I pushed him up on his feet. He was pulling on his jacket when the buzzer rang.

“Who is it?” Hubert said into the intercom.

“It’s Billie’s dad,” came the crackling reply.

15 • At Home

I
t would be Harry’s first night in his new home. Except it wasn’t going to be his home, so it was also his last night. How could I ever have imagined that I could keep a dog a secret? It was kind of thrilling to have a secret from Mom and Jane, but I was exhausted after only two days. I guess I hadn’t realized that a dog is a whole person who can’t live happily in hiding.

I’d had four minutes from the time my father buzzed till he climbed the stairs to the fourth floor. I grabbed the ingredients together and shoveled them into a plastic bag from under Hubert’s sink. I stopped Harry from chewing the kitchen table leg and put him in my pack, which was getting crowded, by the way. And I issued orders to Hubert, who was standing like a tree in the Petrified Forest.

“Get the gum. Do you have any money?” He nodded.

“Good. Get the gum. Chew like crazy all through homework and save the globs, still with flavor, remember? Save them in a Ziploc bag. Do you have Ziploc bags?”

He nodded.

“And bring it to school tomorrow. We’ll have to do it at school, first thing. Oh, my God, this means I have to have him at home tonight! Good luck, and make sure you chew enough.”

There was a knock.

“Oh, hi, Dad!”

We had to pick up Jane from her friend Katie’s house on the way home to our loft on Broadway. When we got in, Dad stood for a minute in the doorway, looking around. Then he put down his overnight bag next to the sofa.

“It’s okay if you sleep in your old bed, Dad,” I said quietly.

“I don’t think so,” he said. “I’ll be fine out here.”

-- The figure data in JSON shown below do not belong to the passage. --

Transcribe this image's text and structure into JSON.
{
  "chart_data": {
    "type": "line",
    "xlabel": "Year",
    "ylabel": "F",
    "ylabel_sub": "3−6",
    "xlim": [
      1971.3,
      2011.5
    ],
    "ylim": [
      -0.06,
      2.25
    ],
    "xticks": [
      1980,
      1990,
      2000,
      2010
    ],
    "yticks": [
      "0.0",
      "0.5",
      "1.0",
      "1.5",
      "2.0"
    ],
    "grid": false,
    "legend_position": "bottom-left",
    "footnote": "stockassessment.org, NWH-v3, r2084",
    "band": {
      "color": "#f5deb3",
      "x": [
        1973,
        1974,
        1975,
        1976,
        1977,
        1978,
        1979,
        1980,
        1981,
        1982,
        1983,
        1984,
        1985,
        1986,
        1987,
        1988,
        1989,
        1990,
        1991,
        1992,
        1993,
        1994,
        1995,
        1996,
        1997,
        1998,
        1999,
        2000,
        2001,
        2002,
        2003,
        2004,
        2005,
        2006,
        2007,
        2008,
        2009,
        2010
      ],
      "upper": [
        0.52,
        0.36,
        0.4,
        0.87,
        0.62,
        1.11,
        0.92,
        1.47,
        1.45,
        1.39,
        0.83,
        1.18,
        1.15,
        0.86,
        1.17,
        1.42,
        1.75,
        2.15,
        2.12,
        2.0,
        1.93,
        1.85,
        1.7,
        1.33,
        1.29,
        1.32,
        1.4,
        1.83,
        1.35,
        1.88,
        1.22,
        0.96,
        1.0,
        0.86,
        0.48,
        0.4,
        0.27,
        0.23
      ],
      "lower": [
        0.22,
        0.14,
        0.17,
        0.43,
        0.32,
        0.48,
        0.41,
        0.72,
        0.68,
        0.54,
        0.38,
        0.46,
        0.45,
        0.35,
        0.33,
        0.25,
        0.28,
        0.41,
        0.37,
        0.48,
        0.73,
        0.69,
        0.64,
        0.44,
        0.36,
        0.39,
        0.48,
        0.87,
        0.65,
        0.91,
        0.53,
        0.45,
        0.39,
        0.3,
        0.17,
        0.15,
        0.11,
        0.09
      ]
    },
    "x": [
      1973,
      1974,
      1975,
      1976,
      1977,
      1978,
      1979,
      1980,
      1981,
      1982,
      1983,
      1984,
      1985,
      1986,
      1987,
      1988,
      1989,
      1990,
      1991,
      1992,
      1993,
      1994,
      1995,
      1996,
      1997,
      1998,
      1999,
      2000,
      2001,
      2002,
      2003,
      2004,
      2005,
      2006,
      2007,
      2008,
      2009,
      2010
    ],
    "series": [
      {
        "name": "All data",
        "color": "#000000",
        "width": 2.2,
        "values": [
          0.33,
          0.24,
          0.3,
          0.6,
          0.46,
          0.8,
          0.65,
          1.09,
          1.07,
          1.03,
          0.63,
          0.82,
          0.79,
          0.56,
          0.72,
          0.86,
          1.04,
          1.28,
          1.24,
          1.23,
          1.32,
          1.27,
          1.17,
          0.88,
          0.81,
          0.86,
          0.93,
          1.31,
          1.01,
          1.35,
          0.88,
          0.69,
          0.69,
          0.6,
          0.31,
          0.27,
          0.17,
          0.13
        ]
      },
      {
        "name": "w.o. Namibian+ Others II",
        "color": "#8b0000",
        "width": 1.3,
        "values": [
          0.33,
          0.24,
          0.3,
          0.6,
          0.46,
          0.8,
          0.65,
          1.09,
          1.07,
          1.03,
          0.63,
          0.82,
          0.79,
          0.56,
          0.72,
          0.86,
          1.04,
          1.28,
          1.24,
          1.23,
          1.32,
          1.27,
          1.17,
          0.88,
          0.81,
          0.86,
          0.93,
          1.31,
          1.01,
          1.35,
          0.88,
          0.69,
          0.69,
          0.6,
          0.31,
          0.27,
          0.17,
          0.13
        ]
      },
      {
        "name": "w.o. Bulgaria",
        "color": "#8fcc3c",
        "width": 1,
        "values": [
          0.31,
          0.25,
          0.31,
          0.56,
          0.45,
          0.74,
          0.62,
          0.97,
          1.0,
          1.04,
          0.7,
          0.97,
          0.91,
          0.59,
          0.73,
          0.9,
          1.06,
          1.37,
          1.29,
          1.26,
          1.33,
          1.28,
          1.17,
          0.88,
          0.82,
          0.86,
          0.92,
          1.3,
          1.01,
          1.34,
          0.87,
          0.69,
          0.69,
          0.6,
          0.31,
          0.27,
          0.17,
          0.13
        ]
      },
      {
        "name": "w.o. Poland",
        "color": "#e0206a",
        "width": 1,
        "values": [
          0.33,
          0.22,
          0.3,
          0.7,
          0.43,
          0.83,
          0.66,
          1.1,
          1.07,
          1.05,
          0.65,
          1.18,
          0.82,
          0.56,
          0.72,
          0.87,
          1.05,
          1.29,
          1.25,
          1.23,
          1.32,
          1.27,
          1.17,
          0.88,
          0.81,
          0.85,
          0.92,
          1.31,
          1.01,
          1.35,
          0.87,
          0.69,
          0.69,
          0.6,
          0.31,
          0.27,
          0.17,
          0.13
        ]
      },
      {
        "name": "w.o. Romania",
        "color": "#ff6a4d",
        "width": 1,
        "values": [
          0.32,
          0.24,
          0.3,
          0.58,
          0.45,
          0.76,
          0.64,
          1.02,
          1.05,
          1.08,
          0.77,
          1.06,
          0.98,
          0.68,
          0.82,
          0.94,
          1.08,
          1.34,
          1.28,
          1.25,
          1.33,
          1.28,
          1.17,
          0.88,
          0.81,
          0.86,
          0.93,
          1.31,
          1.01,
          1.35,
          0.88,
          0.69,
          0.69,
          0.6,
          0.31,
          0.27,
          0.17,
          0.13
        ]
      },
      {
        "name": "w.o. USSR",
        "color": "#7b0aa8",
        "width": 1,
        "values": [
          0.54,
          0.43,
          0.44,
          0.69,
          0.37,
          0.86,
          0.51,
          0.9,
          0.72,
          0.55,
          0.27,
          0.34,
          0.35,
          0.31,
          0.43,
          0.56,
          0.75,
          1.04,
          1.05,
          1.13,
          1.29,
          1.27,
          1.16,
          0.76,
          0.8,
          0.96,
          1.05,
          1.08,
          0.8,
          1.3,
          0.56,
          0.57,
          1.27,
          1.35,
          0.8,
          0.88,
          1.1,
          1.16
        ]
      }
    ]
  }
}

“I’m hungry,” moaned Jane. She doesn’t even remember when Dad used to live there, so she didn’t care where he slept.

“Uh, just give me a minute, sweetie,” said Dad. “I have to find my way around again.”

I quickly put my pack in my room and released Harry.

“Stay here,” I whispered. “I’ll be right back.”

I got Jane a bowl of Kix while Dad unpacked the groceries he’d brought for supper. Once Jane was chewing away at the table, I made my move. I said I wasn’t hungry and that I had loads of homework, and please leave me alone.

I should explain that our loft used to be a factory in the olden days. Now it’s like an apartment, except with no real walls and no privacy. The only doors are on the bathroom and my mom’s room. Everything else is open.
Jane and I live together, hidden from the rest of the space by a half wall as high as my dad’s head.

So I went to my room, but it’s not like I was alone or anything. It took four seconds to find Harry. He was jumping around and sniffing everywhere.

I could sort of follow his path, as the Lego tower wobbled, and the revolver from Clue skidded off the board, and the middle of Jane’s bed bounced, and my new fleece slipper disappeared completely until I ran over and got it away from him. I scolded him and took him back to my desk.

I unpacked my bag, retrieving the squished homework folder and the water bottle from the bottom. Harry lay across my knees like an old lady’s lap rug, panting and adjusting his paws.